Tuition-Free Education: A Necessary Future

Low-cost higher education allows the best and the brightest to elevate their economic situations. Free college tuition would help reduce the wealth gap and help fight the “born in poverty means you stay in poverty” problem. Since the founding of the United States, parents worked to make a better life for their children than their parent were able to give them.

This was true for most children born before 1980, but adults in a better economic situation than their parents are now much less common.

This is troubling, because the economic growth from generation to generation has been the engine that fueled the US economy and had allowed most retired people to live comfortably. Our country also needs low-cost apprenticeship programs for skilled workers (office, construction, technicians, and so on). Union busting over the past 40 years has caused a shortage of skilled workers (who used to be educated as apprentices and assistants within the union structure). The apprentice system is thousands of years old, but is dying out in the US.

Before 1960, college was available mostly to the rich. There were some scholarships, but many colleges had only one or two scholarship students enroll each year.

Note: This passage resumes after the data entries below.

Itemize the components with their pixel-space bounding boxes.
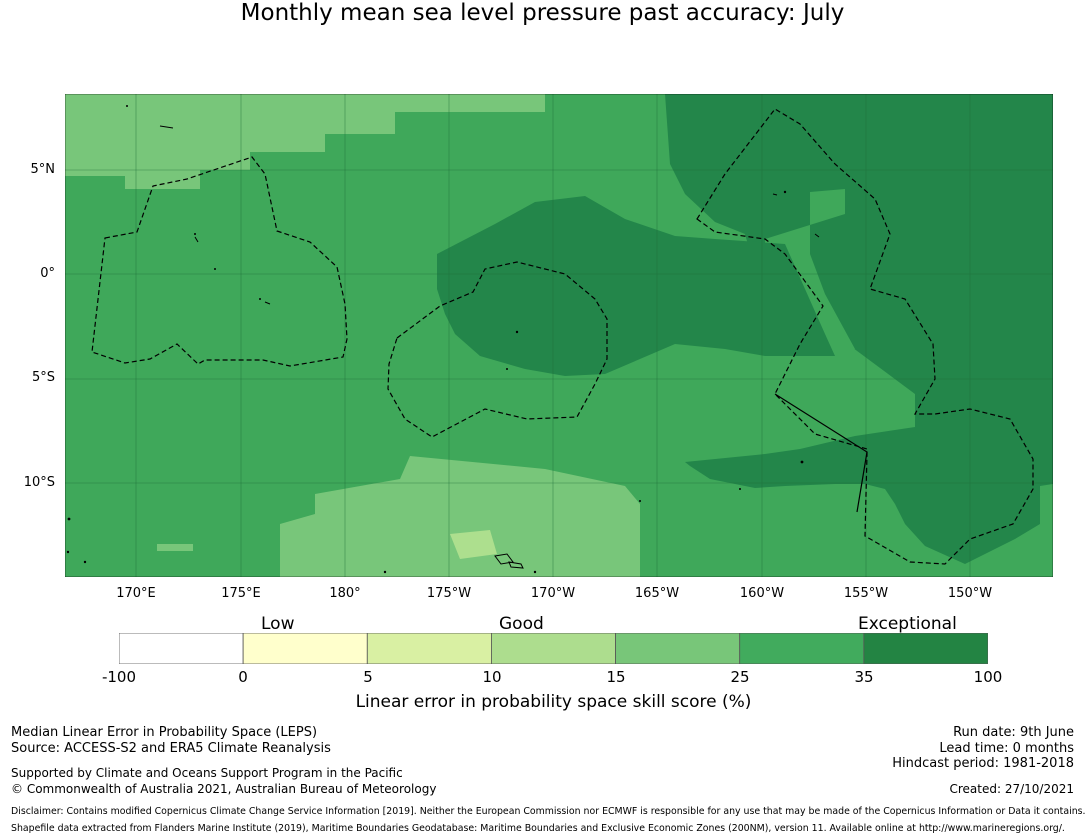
island-dot-6 (506, 368, 508, 370)
island-dot-4 (259, 298, 261, 300)
category-good: Good (499, 614, 544, 634)
island-dot-11 (383, 570, 387, 574)
island-dot-1 (126, 105, 128, 107)
lat-label-10s: 10°S (23, 475, 55, 490)
chart-title: Monthly mean sea level pressure past acc… (240, 0, 845, 26)
colorbar-tick-0: 0 (238, 668, 248, 686)
region-good-light-north (65, 94, 545, 189)
island-dot-10 (83, 560, 87, 564)
island-dot-14 (739, 488, 741, 490)
footer-lead-time: Lead time: 0 months (939, 741, 1074, 756)
colorbar-segment-4 (615, 633, 741, 664)
region-good-light-south (280, 456, 640, 577)
colorbar-tick-5: 5 (363, 668, 373, 686)
footer-shapefile-credit: Shapefile data extracted from Flanders M… (11, 823, 1065, 834)
lon-label-180: 180° (329, 586, 361, 601)
colorbar-segment-6 (863, 633, 988, 664)
footer-hindcast: Hindcast period: 1981-2018 (892, 756, 1074, 771)
island-dot-12 (533, 570, 537, 574)
colorbar-segment-0 (119, 633, 244, 664)
category-low: Low (261, 614, 295, 634)
footer-leps: Median Linear Error in Probability Space… (11, 725, 318, 740)
island-dot-5 (515, 330, 519, 334)
colorbar-segment-5 (739, 633, 865, 664)
eez-boundary-tokelau-samoa (387, 261, 608, 438)
eez-solid-boundary (774, 393, 868, 513)
island-dot-2 (194, 233, 196, 235)
lon-label-175w: 175°W (426, 586, 472, 601)
lat-label-0: 0° (40, 266, 55, 281)
eez-boundary-kiribati-gilbert (91, 156, 348, 367)
region-good-light-sw (157, 544, 193, 551)
footer-support: Supported by Climate and Oceans Support … (11, 766, 403, 780)
colorbar-tick-neg100: -100 (101, 668, 137, 686)
colorbar-tick-100: 100 (973, 668, 1003, 686)
footer-created: Created: 27/10/2021 (949, 782, 1074, 796)
island-dot-7 (783, 190, 787, 194)
eez-boundary-phoenix-line (696, 108, 1034, 565)
skill-map (65, 94, 1053, 577)
island-dot-15 (67, 517, 71, 521)
region-exceptional-center (437, 196, 835, 376)
colorbar-segment-2 (366, 633, 492, 664)
footer-copyright: © Commonwealth of Australia 2021, Austra… (11, 782, 437, 796)
footer-run-date: Run date: 9th June (953, 725, 1074, 740)
lon-label-155w: 155°W (843, 586, 889, 601)
lat-label-5n: 5°N (30, 162, 56, 177)
colorbar-tick-35: 35 (854, 668, 874, 686)
colorbar-segment-1 (242, 633, 368, 664)
footer-disclaimer: Disclaimer: Contains modified Copernicus… (11, 806, 1085, 817)
colorbar-tick-10: 10 (482, 668, 502, 686)
lon-label-170w: 170°W (530, 586, 576, 601)
category-exceptional: Exceptional (858, 614, 957, 634)
island-atoll-1 (159, 125, 820, 305)
region-good-pale (450, 530, 497, 559)
colorbar-segment-3 (491, 633, 616, 664)
lon-label-160w: 160°W (739, 586, 785, 601)
island-dot-9 (66, 550, 70, 554)
footer-source: Source: ACCESS-S2 and ERA5 Climate Reana… (11, 741, 331, 756)
colorbar-tick-25: 25 (730, 668, 750, 686)
island-dot-8 (800, 460, 804, 464)
lon-label-150w: 150°W (947, 586, 993, 601)
lat-label-5s: 5°S (31, 370, 55, 385)
colorbar-label: Linear error in probability space skill … (355, 692, 752, 712)
colorbar (119, 633, 988, 664)
island-dot-3 (214, 268, 216, 270)
colorbar-tick-15: 15 (606, 668, 626, 686)
island-samoa (494, 553, 524, 569)
island-dot-13 (639, 500, 641, 502)
lon-label-165w: 165°W (634, 586, 680, 601)
lon-label-175e: 175°E (221, 586, 261, 601)
lon-label-170e: 170°E (116, 586, 156, 601)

Most colleges kept their tuition low enough to appear egalitarian, but high enough to prevent people from using college to elevate themselves out of poverty or the lower middle class. Colleges were funded mostly by earnings on large endowments, such as those from the Carnegie Foundation that helped establish colleges like Texas A&M.

After the Russians launched Sputnik, politicians began to worry that the communists could be preparing to take over the world. To add to this, the federal government needed a way to handle the lash-back and the aftermath of the Vietnam War.  With this in mind, the federal government invested huge amounts of money into improving education at all levels. In particular, financial aid programs were established to allow the best and brightest to attend college, instead of only those whose parents could pay for their education. The number of public colleges increased tremendously.

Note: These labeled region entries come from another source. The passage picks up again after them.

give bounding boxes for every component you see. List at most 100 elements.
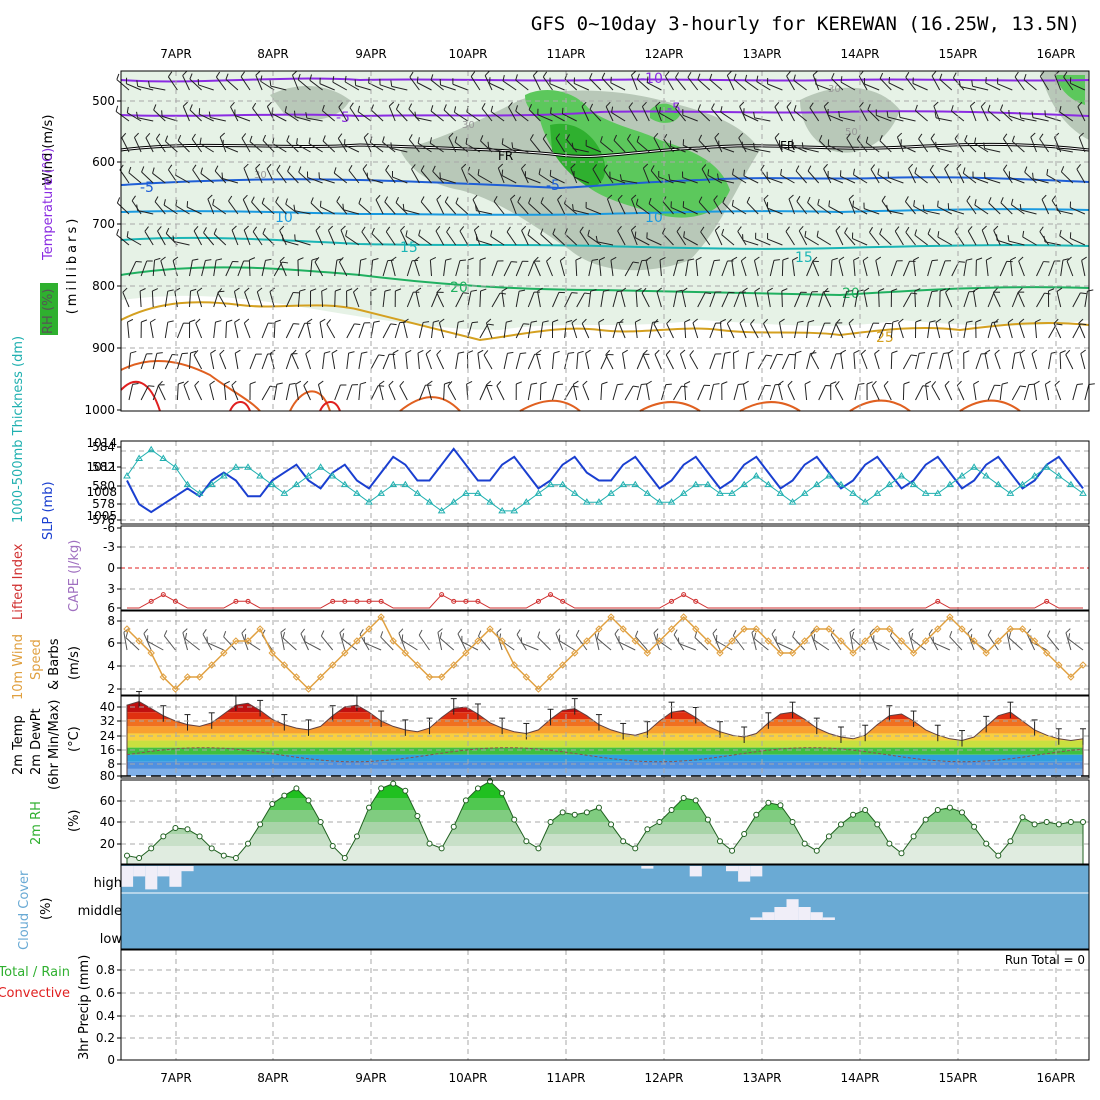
wind-barb: [116, 228, 130, 246]
wind10-point: [220, 649, 228, 657]
wind-barb: [972, 171, 989, 184]
wind-barb: [149, 318, 156, 339]
wind-barb: [426, 380, 433, 401]
wind-barb: [151, 288, 159, 308]
wind-barb: [867, 104, 880, 122]
wind-barb: [878, 322, 892, 339]
wind-barb: [809, 102, 820, 122]
wind-barb: [309, 74, 323, 91]
wind-barb: [902, 381, 910, 401]
wind-barb: [1017, 287, 1025, 308]
wind-barb: [455, 292, 469, 308]
wind-barb: [988, 197, 1001, 215]
wind-barb: [291, 349, 299, 370]
wind-barb: [646, 76, 662, 91]
temp2m-grid: [121, 696, 1089, 778]
wind-barb: [256, 287, 263, 308]
wind-barb: [540, 197, 553, 215]
wind-barb: [681, 287, 688, 308]
wind-barb: [588, 258, 599, 277]
wind-barb: [336, 196, 348, 215]
thickness-point: [958, 471, 966, 479]
wind-barb: [272, 137, 287, 153]
wind-barb: [378, 380, 385, 401]
thickness-point: [413, 489, 422, 496]
rh2m-point: [1055, 821, 1062, 828]
wind10-point: [498, 637, 506, 645]
wind-barb: [726, 318, 735, 339]
wind-barb: [1039, 71, 1050, 91]
wind-barb: [757, 384, 771, 401]
wind-barb: [689, 350, 699, 370]
wind-barb: [402, 203, 420, 215]
wind-barb: [860, 349, 868, 370]
wind-barb: [354, 79, 372, 91]
wind-barb: [358, 258, 367, 277]
wind-barb: [804, 380, 811, 401]
tick-label: 40: [100, 700, 115, 714]
wind10-barb: [1065, 628, 1072, 651]
thickness-point: [655, 498, 664, 505]
wind-barb: [650, 165, 662, 184]
wind-barb: [213, 320, 222, 339]
wind-barb: [682, 109, 698, 122]
wind-barb: [1080, 349, 1086, 370]
rh2m-point: [341, 855, 348, 861]
thickness-point: [449, 498, 458, 505]
wind10-point: [147, 649, 155, 657]
wind-barb: [1000, 197, 1013, 215]
wind10-barb: [1068, 633, 1084, 651]
wind-barb: [279, 256, 287, 277]
wind10-point: [558, 661, 567, 669]
wind-barb: [385, 226, 396, 246]
upper-wind-barbs: [115, 70, 1095, 401]
li-point: [560, 598, 566, 604]
wind-barb: [479, 288, 487, 308]
wind-barb: [1055, 204, 1073, 215]
wind-barb: [610, 76, 626, 91]
upper-label-rh: RH (%): [41, 289, 56, 334]
date-label-bottom: 7APR: [160, 1071, 191, 1085]
wind10-point: [123, 625, 131, 633]
wind-barb: [767, 202, 783, 215]
wind-barb: [840, 76, 856, 91]
wind10-point: [510, 661, 518, 669]
wind-barb: [756, 75, 771, 91]
tick-label: -6: [103, 521, 115, 535]
tick-label: 582: [92, 460, 115, 474]
wind-barb: [273, 382, 283, 401]
wind-barb: [812, 256, 820, 277]
wind-barb: [781, 257, 789, 277]
wind-barb: [1072, 323, 1087, 339]
wind-barb: [635, 198, 650, 215]
rh2m-point: [317, 819, 324, 825]
wind-barb: [552, 383, 564, 401]
wind-barb: [823, 101, 832, 122]
wind-barb: [807, 165, 820, 184]
rh2m-point: [136, 855, 143, 861]
wind-barb: [648, 197, 662, 215]
wind-barb: [870, 164, 880, 184]
wind10-panel: 8 6 4 2: [107, 610, 1090, 696]
cloud-label-unit: (%): [39, 898, 54, 921]
rh2m-point: [257, 821, 264, 828]
rh2m-ticks: 60 40 20: [100, 794, 121, 851]
wind-barb: [645, 256, 652, 277]
contour-15: [120, 236, 1090, 250]
wind10-point: [885, 625, 894, 633]
wind-barb: [455, 320, 465, 339]
wind-barb: [490, 230, 505, 246]
rh2m-point: [329, 843, 336, 849]
wind-barb: [854, 382, 865, 401]
wind-barb: [1081, 256, 1087, 277]
wind-barb: [630, 225, 638, 246]
tick-label: 584: [92, 440, 115, 454]
rh-label-30c: 30: [828, 84, 841, 95]
wind-barb: [136, 204, 154, 215]
wind-barb: [987, 104, 1001, 122]
wind-barb: [269, 80, 287, 91]
wind-barb: [418, 321, 430, 339]
wind-barb: [448, 132, 457, 153]
wind-barb: [863, 287, 870, 308]
wind-barb: [848, 318, 856, 339]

Then in the late ’70s and ’80s, the wealthy led efforts to reduce taxes (convincing the middle class that it was in their best interest). President Reagan attempted to eliminate all federal money to support education (and partially succeeded). This has returned the country to the “born in poverty means you stay in poverty” problem.

Most of the federal support for college education is now in the form of guaranteeing student loans. However, attending a well-known public university costs over $40,000 per year. With middle class salaries less than half of what they were in 1975 (after accounting for inflation), these loans are bankrupting people and, of course, loans remain even after bankruptcy.

But, as we know, the meme that has grown in these past few decades is that one has to have a baccalaureate degree to get a good job.

I’d like to see free tuition, or at least zero-debt financial aid, become a reality. Having students start their work lives with crushing debt leads to massive problems. A lot depends on what that free tuition model looks like. I think there are two useful models for what it could look like.

One is modern day Germany, where all higher education is tuition free, with some minimal fees. Germany seems to do really well with this system, but Germany has a greater willingness than the US to bear social costs. Simply put: there are less greedy and corrupt then we are.

And the second is public high schools in the US. Politicians fund public education at all levels bitterly, with a poor understanding of the benefits of a well-educated populace. If this attitude carries over to funding college education, then the result is likely to be less positive.

To reach the better outcome, we’re going to have to fix more than just the tuition model. At some point, we, the American people, will have to sit down with our politicians and say, “It’s time to talk about the entire educational financial model.”
It’ll be rough, unpleasant, and they won’t go down without a fight. So bring boxing gloves. Or a Russian.